2024-02-24 at 20:07 [dardel]
Serious file system problems, job starts have been disabled again, investigation is ongoing.
2024-02-24 at 18:12 [dardel]
System maintenance done, Dardel is running jobs since a few hours.
2024-02-14 at 18:00 [dardel]
Issues related to flapping network connectivity between file-servers and compute clients addressed. Job starts resumed since half an hour.

Please be aware of that the forthcoming extensive update 2024-02-19, and that the internal bug in the lustre file-system both remain.

Important info can be found at issues/update .
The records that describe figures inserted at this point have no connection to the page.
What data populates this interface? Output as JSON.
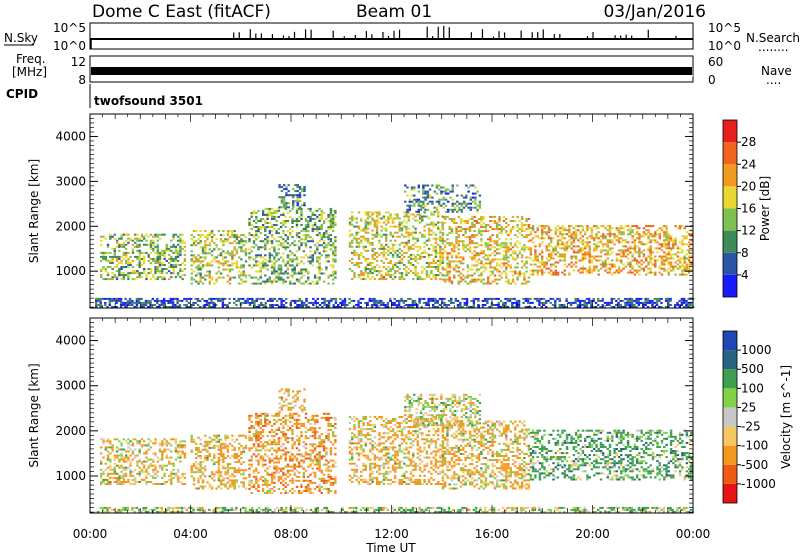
{
  "header": {
    "station": "Dome C East (fitACF)",
    "beam": "Beam 01",
    "date": "03/Jan/2016"
  },
  "nsky_panel": {
    "left_label": "N.Sky",
    "left_ticks": [
      "10^5",
      "10^0"
    ],
    "right_ticks": [
      "10^5",
      "10^0"
    ],
    "right_label": "N.Search",
    "right_dots": "........"
  },
  "freq_panel": {
    "left_label_1": "Freq.",
    "left_label_2": "[MHz]",
    "left_ticks": [
      "12",
      "8"
    ],
    "right_ticks": [
      "60",
      "0"
    ],
    "right_label": "Nave",
    "right_dots": "....",
    "cpid_label": "CPID",
    "cpid_value": "twofsound 3501"
  },
  "x_axis": {
    "label": "Time UT",
    "ticks": [
      "00:00",
      "04:00",
      "08:00",
      "12:00",
      "16:00",
      "20:00",
      "00:00"
    ]
  },
  "colors": {
    "power": [
      "#1a1aff",
      "#2d55a6",
      "#3e8a58",
      "#7fc050",
      "#e8d830",
      "#f29a1e",
      "#f0641e",
      "#e61e1e"
    ],
    "velocity": [
      "#e61414",
      "#f05a14",
      "#f5961e",
      "#f5c864",
      "#c8c8c8",
      "#82d246",
      "#3ca050",
      "#286482",
      "#1e46b4"
    ]
  },
  "chart_data": [
    {
      "type": "heatmap",
      "ylabel": "Slant Range [km]",
      "xlabel": "",
      "x_range_hours": [
        0,
        24
      ],
      "ylim": [
        180,
        4500
      ],
      "y_ticks": [
        1000,
        2000,
        3000,
        4000
      ],
      "colorbar_label": "Power [dB]",
      "colorbar_ticks": [
        4,
        8,
        12,
        16,
        20,
        24,
        28
      ],
      "colorbar_range": [
        0,
        32
      ],
      "echo_bands": [
        {
          "t0": 0.2,
          "t1": 24,
          "r0": 180,
          "r1": 380,
          "value": 5
        },
        {
          "t0": 0.4,
          "t1": 3.8,
          "r0": 800,
          "r1": 1800,
          "value": 14
        },
        {
          "t0": 4.0,
          "t1": 6.2,
          "r0": 700,
          "r1": 1900,
          "value": 16
        },
        {
          "t0": 6.3,
          "t1": 9.8,
          "r0": 700,
          "r1": 2400,
          "value": 13
        },
        {
          "t0": 7.5,
          "t1": 8.5,
          "r0": 2400,
          "r1": 2900,
          "value": 10
        },
        {
          "t0": 10.3,
          "t1": 14.0,
          "r0": 800,
          "r1": 2300,
          "value": 17
        },
        {
          "t0": 12.5,
          "t1": 15.5,
          "r0": 2300,
          "r1": 2900,
          "value": 10
        },
        {
          "t0": 14.0,
          "t1": 17.5,
          "r0": 700,
          "r1": 2200,
          "value": 19
        },
        {
          "t0": 17.5,
          "t1": 23.9,
          "r0": 900,
          "r1": 2000,
          "value": 21
        }
      ]
    },
    {
      "type": "heatmap",
      "ylabel": "Slant Range [km]",
      "xlabel": "Time UT",
      "x_range_hours": [
        0,
        24
      ],
      "ylim": [
        180,
        4500
      ],
      "y_ticks": [
        1000,
        2000,
        3000,
        4000
      ],
      "colorbar_label": "Velocity [m s^-1]",
      "colorbar_ticks": [
        "1000",
        "500",
        "100",
        "25",
        "-25",
        "-100",
        "-500",
        "-1000"
      ],
      "echo_bands": [
        {
          "t0": 0.2,
          "t1": 24,
          "r0": 180,
          "r1": 300,
          "value": 60
        },
        {
          "t0": 0.4,
          "t1": 3.8,
          "r0": 800,
          "r1": 1800,
          "value": -60
        },
        {
          "t0": 4.0,
          "t1": 6.2,
          "r0": 700,
          "r1": 1900,
          "value": -150
        },
        {
          "t0": 6.3,
          "t1": 9.8,
          "r0": 600,
          "r1": 2400,
          "value": -300
        },
        {
          "t0": 7.5,
          "t1": 8.5,
          "r0": 2400,
          "r1": 2900,
          "value": -200
        },
        {
          "t0": 10.3,
          "t1": 14.0,
          "r0": 800,
          "r1": 2300,
          "value": -150
        },
        {
          "t0": 12.5,
          "t1": 15.5,
          "r0": 2100,
          "r1": 2800,
          "value": 0
        },
        {
          "t0": 14.0,
          "t1": 17.5,
          "r0": 700,
          "r1": 2200,
          "value": -100
        },
        {
          "t0": 17.5,
          "t1": 23.9,
          "r0": 900,
          "r1": 2000,
          "value": 250
        }
      ]
    }
  ]
}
2024-02-12 at 20:55 [dardel]
As issues continue (also involving flapping connectivity between file-servers and clients) no jobs will be allowed to enter running state, should they reside under /cfs/klemming.

Please find more pieces of info on this, and info on forthcoming update starting 2024-02-19 at issues/update .
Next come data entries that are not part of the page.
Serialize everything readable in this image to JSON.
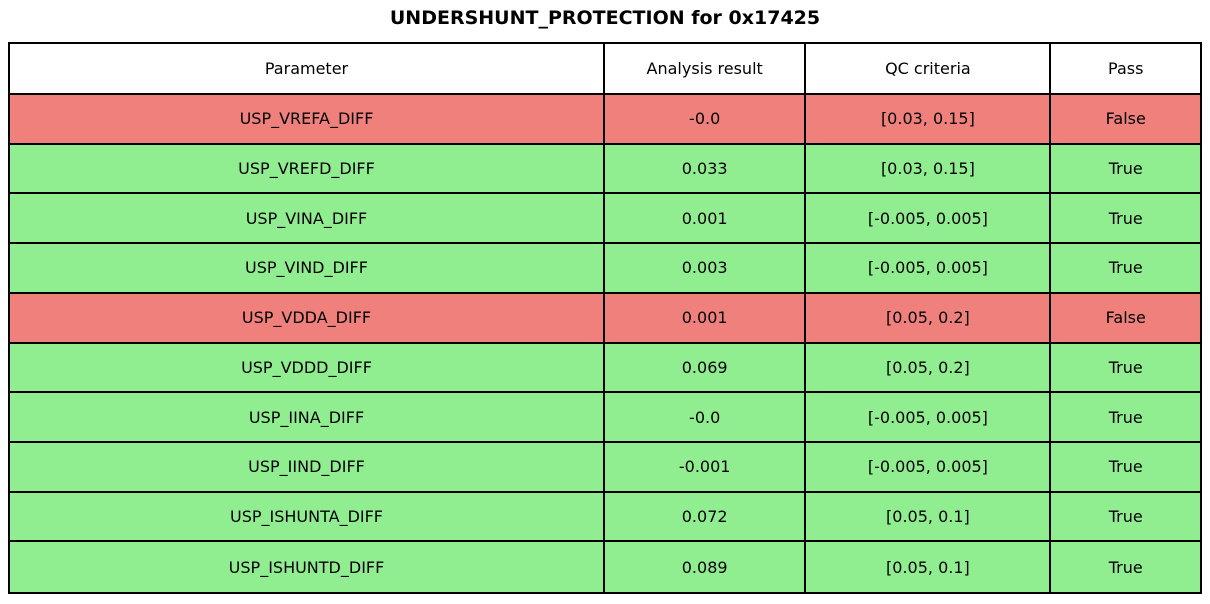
{
  "chart_data": {
    "type": "table",
    "title": "UNDERSHUNT_PROTECTION for 0x17425",
    "columns": [
      "Parameter",
      "Analysis result",
      "QC criteria",
      "Pass"
    ],
    "rows": [
      {
        "parameter": "USP_VREFA_DIFF",
        "analysis_result": "-0.0",
        "qc_criteria": "[0.03, 0.15]",
        "pass": "False"
      },
      {
        "parameter": "USP_VREFD_DIFF",
        "analysis_result": "0.033",
        "qc_criteria": "[0.03, 0.15]",
        "pass": "True"
      },
      {
        "parameter": "USP_VINA_DIFF",
        "analysis_result": "0.001",
        "qc_criteria": "[-0.005, 0.005]",
        "pass": "True"
      },
      {
        "parameter": "USP_VIND_DIFF",
        "analysis_result": "0.003",
        "qc_criteria": "[-0.005, 0.005]",
        "pass": "True"
      },
      {
        "parameter": "USP_VDDA_DIFF",
        "analysis_result": "0.001",
        "qc_criteria": "[0.05, 0.2]",
        "pass": "False"
      },
      {
        "parameter": "USP_VDDD_DIFF",
        "analysis_result": "0.069",
        "qc_criteria": "[0.05, 0.2]",
        "pass": "True"
      },
      {
        "parameter": "USP_IINA_DIFF",
        "analysis_result": "-0.0",
        "qc_criteria": "[-0.005, 0.005]",
        "pass": "True"
      },
      {
        "parameter": "USP_IIND_DIFF",
        "analysis_result": "-0.001",
        "qc_criteria": "[-0.005, 0.005]",
        "pass": "True"
      },
      {
        "parameter": "USP_ISHUNTA_DIFF",
        "analysis_result": "0.072",
        "qc_criteria": "[0.05, 0.1]",
        "pass": "True"
      },
      {
        "parameter": "USP_ISHUNTD_DIFF",
        "analysis_result": "0.089",
        "qc_criteria": "[0.05, 0.1]",
        "pass": "True"
      }
    ],
    "row_colors": {
      "True": "#90ee90",
      "False": "#f0807c"
    },
    "header_bg": "#ffffff",
    "border_color": "#000000",
    "layout": {
      "legend": "none",
      "grid": "full-borders"
    }
  }
}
2024-02-12 at 18:30 [dardel]
Status of the ongoing serious issues regarding the lustre client (/cfs/klemming) and of forthcoming extensive upgrade, starting 2024-02-19, can be found at issues/update .
2024-02-05 at 14:58 [dardel]
After the updates last week (starting Wednesday 2024-01-31) many applications have hit what seem to be an internal bug in the lustre file-system client.

Typically this manifests itself through jobs not terminating/finishing properly. Nodes get stuck 'completing' after job finish for longer periods of time. Other jobs fail to start up properly on all nodes.

Several applications seem to be hit by the bug. However, 'vasp' applications seem more unfortunate.

Work to apply a work-around is on-going.